Tirone levels represent a sequence of several horizontal levels decreasing in succession. Tirone levels method is used to find support and resistance levels within trading range at a given moment of time.
Tirone levels were elaborated by John Tirone. In practice, TL are applied to improve visual reception of price movement. Also through these method of technical analysis one can generate open signals. For example, if price reaches TL from upward – it is an alert for purchase and a signal for sale is received, when prices approaches from bottom.
There are two options to measure Tirone levels.
One of methods is the Midpoint method and another one is the Mean method. Both of them are considered below.
Midpoint method
High and Low are defined through the example.

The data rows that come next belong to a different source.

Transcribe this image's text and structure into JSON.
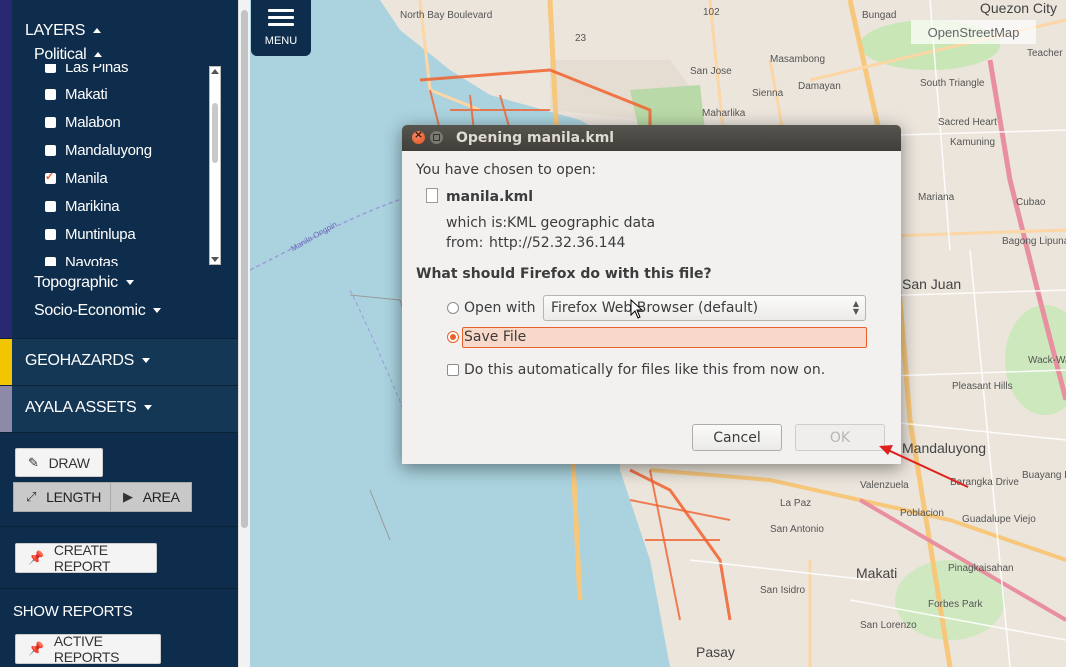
{
  "sidebar": {
    "layers_label": "LAYERS",
    "political_label": "Political",
    "layer_items": [
      {
        "label": "Las Piñas",
        "checked": false
      },
      {
        "label": "Makati",
        "checked": false
      },
      {
        "label": "Malabon",
        "checked": false
      },
      {
        "label": "Mandaluyong",
        "checked": false
      },
      {
        "label": "Manila",
        "checked": true
      },
      {
        "label": "Marikina",
        "checked": false
      },
      {
        "label": "Muntinlupa",
        "checked": false
      },
      {
        "label": "Navotas",
        "checked": false
      }
    ],
    "topographic_label": "Topographic",
    "socio_economic_label": "Socio-Economic",
    "geohazards_label": "GEOHAZARDS",
    "ayala_assets_label": "AYALA ASSETS",
    "draw_label": "DRAW",
    "length_label": "LENGTH",
    "area_label": "AREA",
    "create_report_label": "CREATE REPORT",
    "show_reports_label": "SHOW REPORTS",
    "active_reports_label": "ACTIVE REPORTS",
    "colors": {
      "panel": "#0e2d4c",
      "layers_stripe": "#2a2870",
      "geohazards_stripe": "#f2c500",
      "ayala_stripe": "#8c8aa8"
    }
  },
  "map": {
    "menu_label": "MENU",
    "attribution": "OpenStreetMap",
    "labels": [
      "North Bay Boulevard",
      "102",
      "Bungad",
      "Quezon City",
      "Teacher",
      "23",
      "Masambong",
      "San Jose",
      "Damayan",
      "Sienna",
      "Maharlika",
      "South Triangle",
      "Sacred Heart",
      "Kamuning",
      "Cubao",
      "Mariana",
      "Bagong Lipunan",
      "San Juan",
      "Wack-Wack Greenhills",
      "Pleasant Hills",
      "Mandaluyong",
      "Buayang Bato",
      "Barangka Drive",
      "Valenzuela",
      "Poblacion",
      "Guadalupe Viejo",
      "La Paz",
      "San Antonio",
      "Makati",
      "Pinagkaisahan",
      "San Isidro",
      "Forbes Park",
      "San Lorenzo",
      "Pasay",
      "Manila Ongpin"
    ]
  },
  "dialog": {
    "title": "Opening manila.kml",
    "intro": "You have chosen to open:",
    "filename": "manila.kml",
    "which_is_label": "which is:",
    "which_is_value": "KML geographic data",
    "from_label": "from:",
    "from_value": "http://52.32.36.144",
    "question": "What should Firefox do with this file?",
    "open_with_label": "Open with",
    "open_with_value": "Firefox Web Browser (default)",
    "save_file_label": "Save File",
    "auto_label": "Do this automatically for files like this from now on.",
    "cancel_label": "Cancel",
    "ok_label": "OK",
    "selected_option": "save_file",
    "ok_enabled": false
  },
  "annotation": {
    "arrow_color": "#e0201b"
  }
}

To define upper line of TL, the formula is used:
Tirone Level 1 = Hhigh I – (Hhigh-Llow)/3
where Hhigh - Highest High — High price for a definite period;
Llow - Lowest Low — Low price for a definite period;
Low is deducted from High, then obtained value is divided into three and this value shall be deducted from High.
To find central line, following formula is applied:
Tirone Level 2 = Llow + (Hhigh-Llow)/2
Low is deducted from High, then obtained value is divided into two and Low is added to obtained value.
To find bottom line, the following formula is applied:
Tirone Level 3 = Llow + (Hhigh-Llow)/3
Low is deducted from High, then result is divided into two and Low is added.
Mean method
Five lines are put on chart. Firstly Adjusted Mean is found.
Adjusted mean = (Hhigh+Llow+Close)/3
where Close — is the price of close of candle.
To find upper line:
Tirone Level 1 = Adjusted Mean + (Hhigh-Llow)
Second line
Tirone Level 2 = 2 x Adjusted Mean - Llow
Third line or Adjusted Mean
Tirone Level 3 = Adjusted mean
Fourth line
Tirone Level 4 = 2 x Adjusted Mean - Hhigh
Bottom line
Tirone Level 5 = Adjusted Mean - (Hhigh-Llow)
Application of Tirone levels
Tirone levels are the set of certain support and resistance level based on trade range of asset (currency, CFD etc.) for a certain period of time. More often, they are used for a comfortable reception of price movement on market.
Application of TL is similar to application of Fibonacci retracement – opening of long position as price approaches TL from top and opening of short position as price approaches TL from bottom.
TL method has its supporters, however, the most part of intraday traders find TL not enough precise.